低成本:与一体机、商用数据仓库以及QlikView、Yonghong Z-Suite等数据集市相比,hadoop是开源的,项目的软件成本因此会大大降低。
Hadoop带有用Java语言编写的框架,因此运行在 Linux 生产平台上是非常理想的。Hadoop 上的应用程序也可以使用其他语言编写,比如 C++。
HDFS写入数据流程图
HDFS读出数据流程图
2、环境说明:2台arm架构的centos7.4操作系统
IP | 操作系统 | 服务器名 |
10.2.151.138 | centos7.4 | localhost-master |
10.2.151.140 | centos7.4 | localhost-slave1 |
3、主机名设置
(1)查看当前主机名
[root@localhost ~]# hostname
localhost
(2)修改主机名(根据自己需要而定)
$:hostnamectl set-hostname xxxxx
(3)配置hosts文件
$:vim /etc/hosts
ip 主机名
10.2.151.138 localhost-master
...
...
4、安装Java环境
$:mkdir /usr/java
$:tar -xvf jdk-8u161-linux-arm64-vfp-hflt.tar.gz -C /usr/java
$:vim /etc/profile
#java
export JAVA_HOME=/usr/java/jdk1.8.0_161/
export JRE_HOME=/usr/java/jdk1.8.0_161/jre
export CLASSPATH=.:$CLASSPATH:$JAVA_HOME/lib:$JRE_HOME/lib
export PATH=$PATH:$JAVA_HOME/bin:$JRE_HOME/bin
生效配置文件
$:source /etc/profile
5、ssh无密码登录
(1)安装和启动ssh服务
可以通过下面命令查看结果显示如下:
$:rpm -qa | grep openssh
openssh-7.4p1-11.el7.aarch64
openssh-server-7.4p1-11.el7.aarch64
openssh-clients-7.4p1-11.el7.aarch64
$:rpm -qa | grep rsync
rsync-3.1.2-4.el7.aarch64
若未安装可使用yum安装
yum install ssh #安装SSH协议
yum install rsync (rsync是一个远程数据同步工具,可通过LAN/WAN快速同步多台主机间的文件)
service sshd restart 启动服务
(2)配置Master无密码登录所有Salve
a、ssh无密码登录原理
Master(NameNode | JobTracker)作为客户端,要实现无密码公钥认证,连接到服务器Salve(DataNode | Tasktracker)上时,需要在Master上生成一个密钥对,包括一个公钥和一个私钥,而后将公钥复制到所有的Slave上。当Master通过SSH连接Salve时,Salve就会生成一个随机数并用Master的公钥对随机数进行加密,并发送给Master。Master收到加密数之后再用私钥解密,并将解密数回传给Slave,Slave确认解密数无误之后就允许Master进行连接了。这就是一个公钥认证过程,其间不需要用户手工输入密码。重要过程是将客户端Master复制到Slave上。
b、master机器上生成密码对
在Master节点上执行以下命令:ssh-keygen –t rsa –P ''
这条命是生成其无密码密钥对,询问其保存路径时直接回车采用默认路径。生成的密钥对:id_rsa和id_rsa.pub,默认存储在执行命令的目录下。
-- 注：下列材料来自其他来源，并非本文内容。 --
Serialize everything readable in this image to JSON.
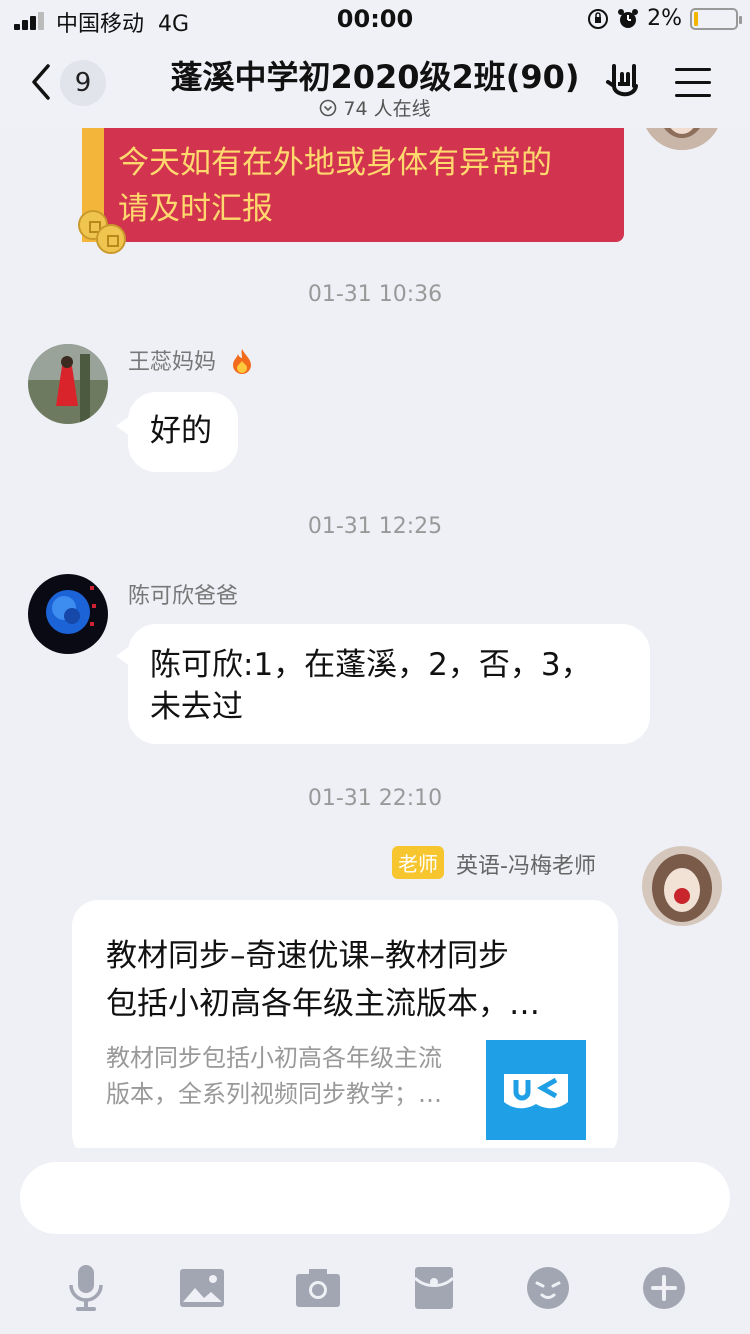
{
  "status_bar": {
    "carrier": "中国移动",
    "network": "4G",
    "time": "00:00",
    "battery_text": "2%",
    "battery_level": 0.02,
    "battery_color": "#f2b600"
  },
  "header": {
    "back_icon": "chevron-left-icon",
    "unread_count": "9",
    "title": "蓬溪中学初2020级2班(90)",
    "online_text": "74 人在线",
    "hand_icon": "rock-hand-icon",
    "menu_icon": "hamburger-menu-icon"
  },
  "messages": {
    "red_packet_text_line1": "今天如有在外地或身体有异常的",
    "red_packet_text_line2": "请及时汇报",
    "red_packet_color": "#d2344f",
    "ts1": "01-31 10:36",
    "msg1_sender": "王蕊妈妈",
    "msg1_sender_icon": "fire-icon",
    "msg1_text": "好的",
    "ts2": "01-31 12:25",
    "msg2_sender": "陈可欣爸爸",
    "msg2_line1": "陈可欣:1，在蓬溪，2，否，3，",
    "msg2_line2": "未去过",
    "ts3": "01-31 22:10",
    "msg3_role_tag": "老师",
    "msg3_sender": "英语-冯梅老师",
    "card_title_line1": "教材同步–奇速优课–教材同步",
    "card_title_line2": "包括小初高各年级主流版本，…",
    "card_desc_line1": "教材同步包括小初高各年级主流",
    "card_desc_line2": "版本，全系列视频同步教学；…",
    "card_thumb_text": "UK"
  },
  "toolbar": {
    "icons": [
      "microphone-icon",
      "image-icon",
      "camera-icon",
      "red-packet-icon",
      "emoji-icon",
      "plus-icon"
    ]
  }
}
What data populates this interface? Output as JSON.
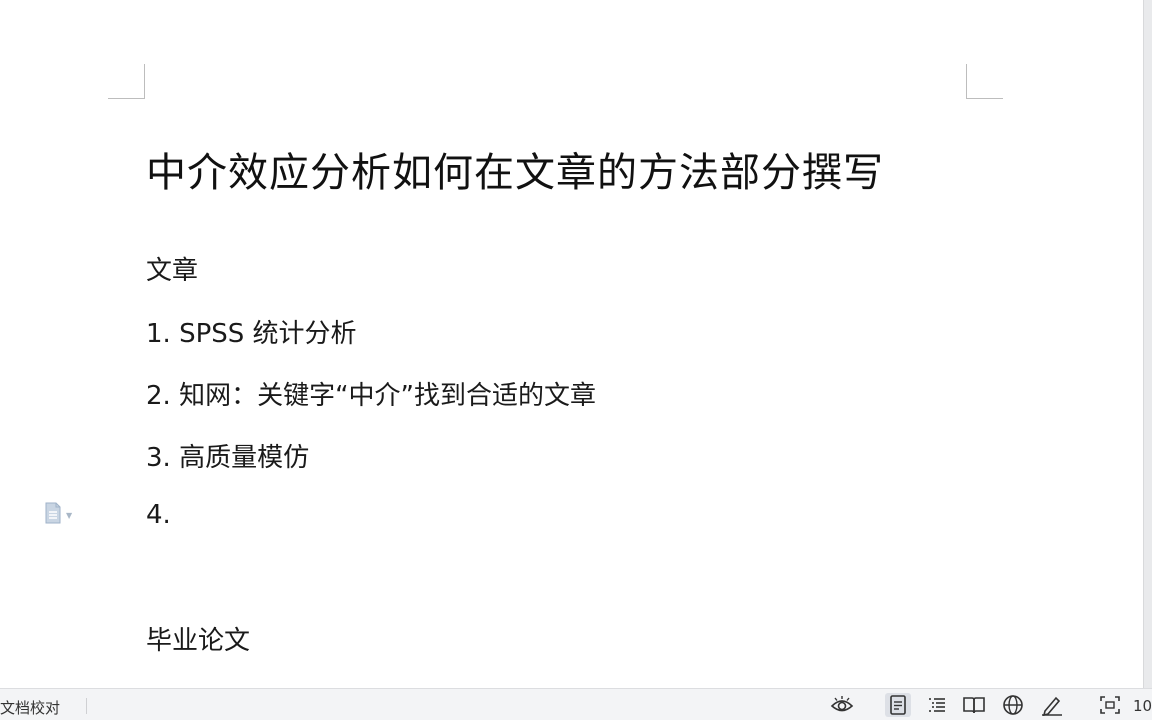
{
  "document": {
    "title": "中介效应分析如何在文章的方法部分撰写",
    "paragraphs": [
      "文章",
      "1. SPSS 统计分析",
      "2. 知网：关键字“中介”找到合适的文章",
      "3. 高质量模仿",
      "4.",
      "毕业论文"
    ]
  },
  "status_bar": {
    "proofread_label": "文档校对",
    "zoom_text": "10",
    "icons": [
      "eye-protection-icon",
      "page-view-icon",
      "outline-view-icon",
      "reading-view-icon",
      "web-view-icon",
      "write-view-icon",
      "fullscreen-icon"
    ]
  },
  "colors": {
    "status_bg": "#f3f4f6",
    "active_icon_bg": "#dde0e6",
    "text": "#1a1a1a"
  }
}
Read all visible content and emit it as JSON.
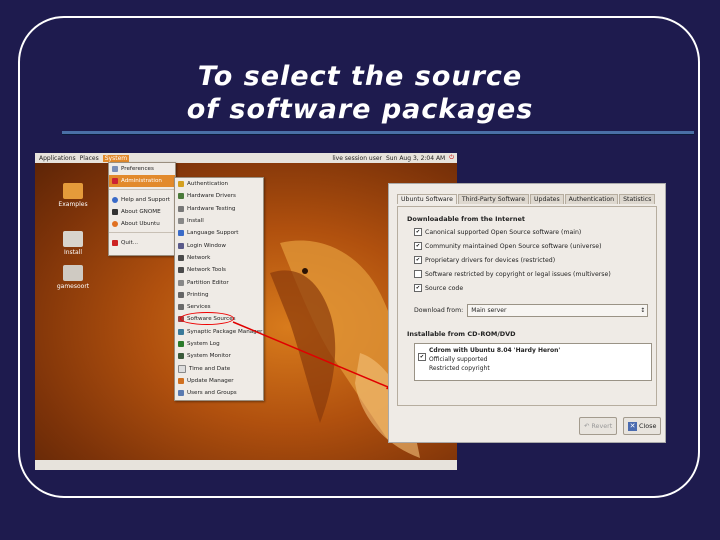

$: ssh-keygen -t rsa -P ''
Generating public/private rsa key pair.
Enter file in which to save the key (/root/.ssh/id_rsa):
Created directory '/root/.ssh'.
Your identification has been saved in /root/.ssh/id_rsa.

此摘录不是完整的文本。